The breeze had taken off, and the Wave, resuming her superiority in light
winds, had escaped.
CHAPTER IX
Cuba Fishermen
"El Pescador de Puerto Escondido,
Pesca mas que Peseado,
Quando la Luna redonda Reflexado en la mar profunda.
Pero cuidado,
El pobre sera el nino perdido Si esta por Anglisman cogido.
Ay de mi".
It was now five in the afternoon, and the breeze continued to fall, and
the sea to go down, until sunset, by which time we had I run the
corvette hull down, and the schooner nearly out of sight. Right ahead
of us rose the high land of Cuba, to the westward of Cape Maize, clear
and well--defined against the northern sky; and as we neither hauled our
wind to weather the east end of the island, nor edged away for St Jago,
it was evident, beyond all doubt, that we were running right in for some
one of the piratical haunts on the Cuba coast.

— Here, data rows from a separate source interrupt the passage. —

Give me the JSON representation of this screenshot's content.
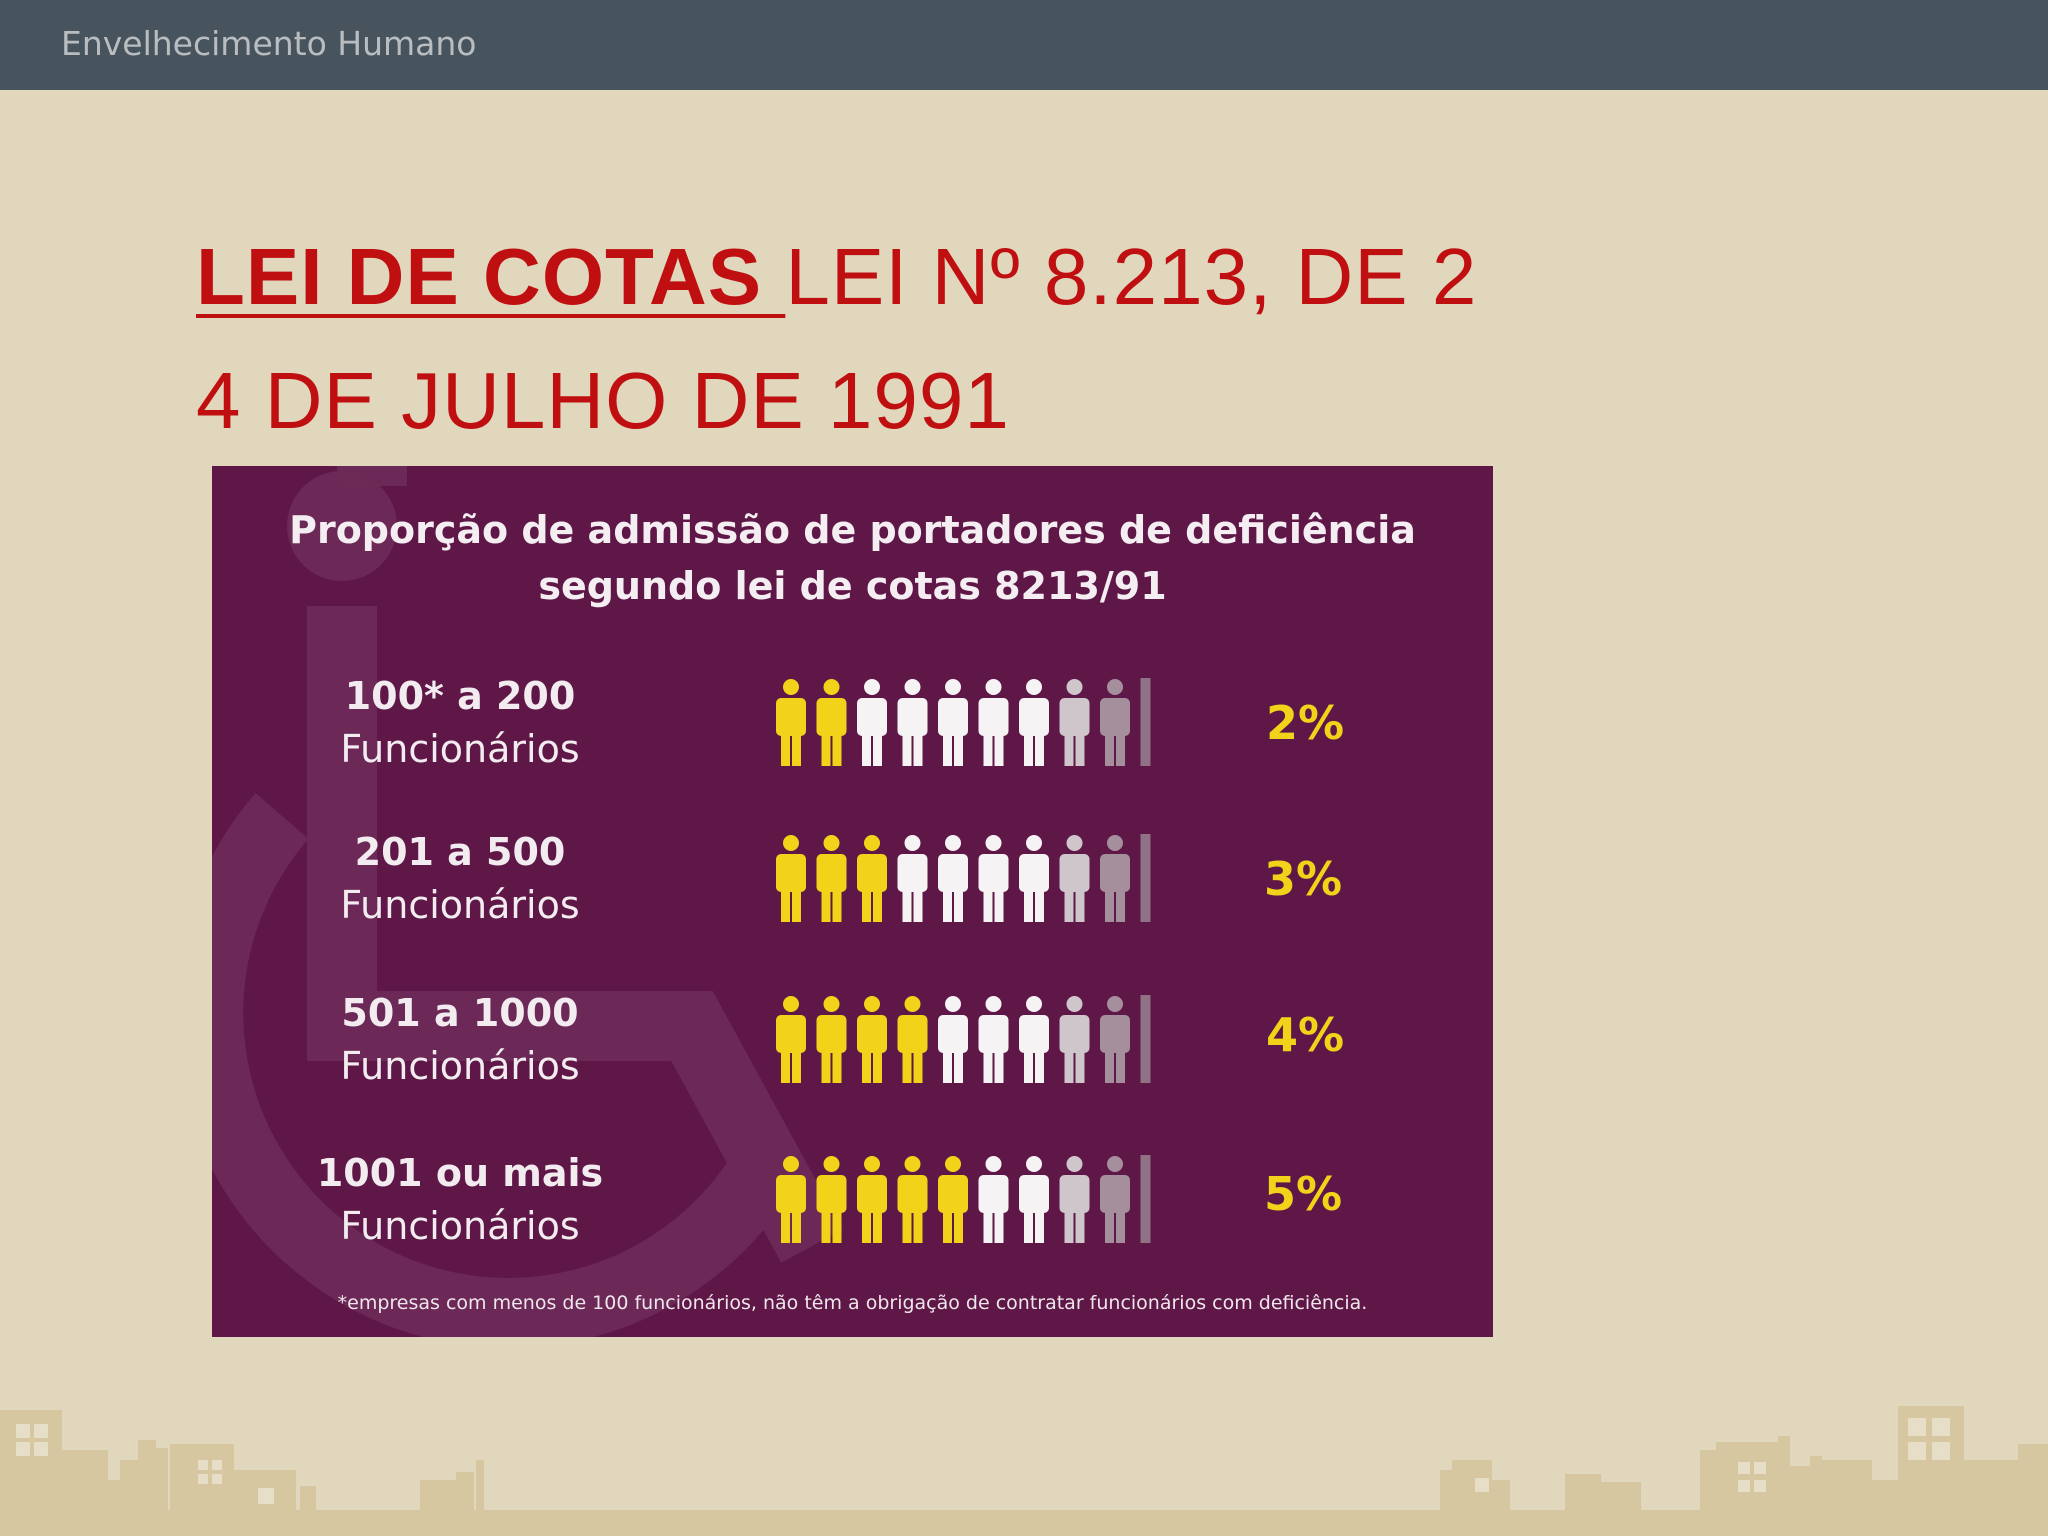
{
  "header": {
    "title": "Envelhecimento Humano"
  },
  "slide": {
    "title_strong": "LEI DE COTAS ",
    "title_rest_1": "LEI Nº ",
    "title_number": "8.213",
    "title_rest_2": ", DE 2",
    "title_line_2": "4 DE JULHO DE 1991"
  },
  "infographic": {
    "title_line_1": "Proporção de admissão de portadores de deficiência",
    "title_line_2": "segundo lei de cotas 8213/91",
    "rows": [
      {
        "range": "100* a 200",
        "unit": "Funcionários",
        "percent_label": "2%",
        "highlighted_figures": 2
      },
      {
        "range": "201 a 500",
        "unit": "Funcionários",
        "percent_label": "3%",
        "highlighted_figures": 3
      },
      {
        "range": "501 a 1000",
        "unit": "Funcionários",
        "percent_label": "4%",
        "highlighted_figures": 4
      },
      {
        "range": "1001 ou mais",
        "unit": "Funcionários",
        "percent_label": "5%",
        "highlighted_figures": 5
      }
    ],
    "footnote": "*empresas com menos de 100 funcionários, não têm a obrigação de contratar funcionários com deficiência.",
    "colors": {
      "background": "#5f1747",
      "highlight": "#f3d21a",
      "figure": "#f6f3f5",
      "accent": "#c00f10"
    }
  }
}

The crew now set to work, and removed the remains of their late
messmate, and the two wounded men, from where they lay upon the ballast
in the Run, to their own berth forward in the bow of the little vessel;
they then replaced the planks which they had started, and arranged the
dead body of the mate along the cabin floor, close to where I lay, faint
and bleeding, and more heavily bruised than I had at first thought.
The captain was still at the helm; he had never spoken a word either to
me or any of the crew, since he had taken the trifling liberty of
shooting me through the neck, and no thanks to him that the wound was
not mortal; but he now resumed his American accent, and began to drawl
out the necessary orders for repairing damages.